第36話 パート シックス 山小屋

代理戦争。


たしかに山小屋は実在し、樹に隠れながらも衛星写真に写り、それに頼った私達は今その前庭にいる。庭というよりはただの荒地で、その奥の捨て家が地面に喰われる事に一生懸命抗っている姿があったが、年老いた家にはもうそろそろ覚悟を決める時が辿り着く寸前にあった。もう人は住めない。そう、だからまだ存在する意味があるとするのなら、それは父さんの意志を私に伝える為。

説明もなしで勝手に死んじゃったから。

山小屋とだけあって、小屋の隣には緑が剥がされた絶壁があった。崖崩れの跡のようで、岩の薄茶色を山が甲羅として纏っていた。その周りには森の毛布。ここで温もりを感じさせるのはそれだけだ。

「入ってみようじゃねえか」

埃の舞う玄関。その先は案外きれいな空気が充満していた。森の小人が暇つぶしに掃除でもしていたのか、外見から予想できる散らかりはほとんど片付いてある。元々物質的な欲求がなかった父だったのかもしれないが、これはさすがに拒否しすぎじゃないか?

「おい、こっちに地下への階段があるぜ。こんなとこにも地下があんのか...」

柳が扉の引きはがされた四角い入り口の前で立っている。ぼそぼそと独り言を言いながら注意深くその暗闇を覗いたら、おそらくただの文句である独り言の速度が上がった。

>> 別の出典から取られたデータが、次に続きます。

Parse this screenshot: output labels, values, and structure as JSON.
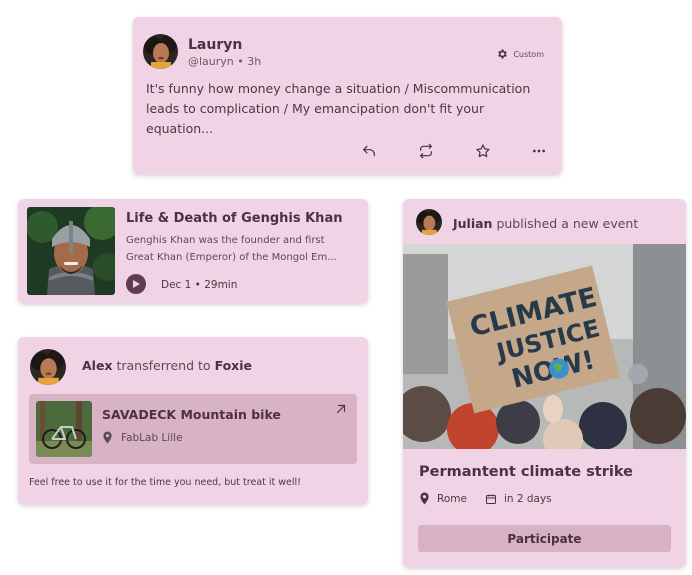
{
  "post": {
    "author": "Lauryn",
    "handle": "@lauryn • 3h",
    "custom_label": "Custom",
    "body": "It's funny how money change a situation / Miscommunication leads to complication / My emancipation don't fit your equation...",
    "icons": [
      "reply-icon",
      "repost-icon",
      "star-icon",
      "more-icon"
    ]
  },
  "podcast": {
    "title": "Life & Death of Genghis Khan",
    "desc_line1": "Genghis Khan was the founder and first",
    "desc_line2": "Great Khan (Emperor) of the Mongol Em...",
    "meta": "Dec 1 • 29min"
  },
  "transfer": {
    "from": "Alex",
    "verb": "transferrend to",
    "to": "Foxie",
    "item_name": "SAVADECK Mountain bike",
    "item_location": "FabLab Lille",
    "note": "Feel free to use it for the time you need, but treat it well!"
  },
  "event": {
    "publisher": "Julian",
    "action": "published a new event",
    "sign_line1": "CLIMATE",
    "sign_line2": "JUSTICE",
    "sign_line3": "NOW!",
    "title": "Permantent climate strike",
    "location": "Rome",
    "when": "in 2 days",
    "button": "Participate"
  },
  "colors": {
    "card_bg": "#f0d3e4",
    "inner_bg": "#d8b3c6",
    "text_dark": "#4b3141"
  }
}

「なんか嫌な予感がするぜ、おい、寺田、お前が先に行ってみろよ」

「いやですよー」

「なんだお前ー」

ごちゃごちゃと言い訳を繰り返す二人は頼りにならないかもしれないが、それを指摘できるほど私も力強くはない。同じ不安を感じる。腐った匂いが地下から漂って来ているのが解る。とても痛々しい匂い。

だけどこんな匂いなんかに負けてられない。ただの匂いだ。直接害などないはずだから、腹をくくって進むしかない。

「東、ついてきて」

「もちろん」

柳と寺田の間を通って躊躇わず階段に足を踏み入れた。体重を全て載せたら木の軋む音がして、事前に腐っていないか確かめていない事に不安が一斉に体を痺れさせた。しかし階段は崩れなかった。運よくしっかりと立っている。

後ろから柳と寺田もついてきた。一番奥の寺田は今度、逆に後ろから襲われるんじゃないかと心配し始め、二秒ごとに後ろを振り向いていた。

階段の下には湿った空気の閉じ込められた地下があった。床のコンクリートもスポンジのように水分を吸収していて、心なしか、柔らかくて歩きづらかった。そんなコンクリートに喰い込むように一つの金庫がずっしりと奥に置かれていた。

「この金庫見覚えがある」

「まさか、コンビも覚えてないだろうな?」

「いや、その必要はなさそうだ」

東がすでに半開きになっている扉の隙間に手を入れた。無理やりこじ開けられた扉は微妙に歪んでいて、鍵の周りは変色していた。少し焦げ臭い。

東が両手を使って、腰を入れながら全開にした。

中には一冊のノートだけだった。手に取ってみる。それは父さんが良く読んでくれていた昔話だった。昔話、だよね?ページをめくってみると、雑な落書きみたいな文字が残されている。それでも、その文字は邪魔者ではなく、紙の大事な一部として感じ取ってしまう。父さんの字だ。勢いよく本を閉め、筆者の名を探そうとした。

「父さんがこれ書いたの?」


「そうだな由美、寝る前に本を読んであげようか。」

パパがパジャマ姿で台所に立っている。

「えええー?いつも同じの読むからやだ」

「いいじゃん。この話はパパが好きなんだ」

布団に入る小さな私は、文句を言いつつも笑っていた。ママはもういないのに...父さんだけでもこんな顔してたんだな。一緒に布団へと入った父さんは枕の位置を変え、その本を読み始めた。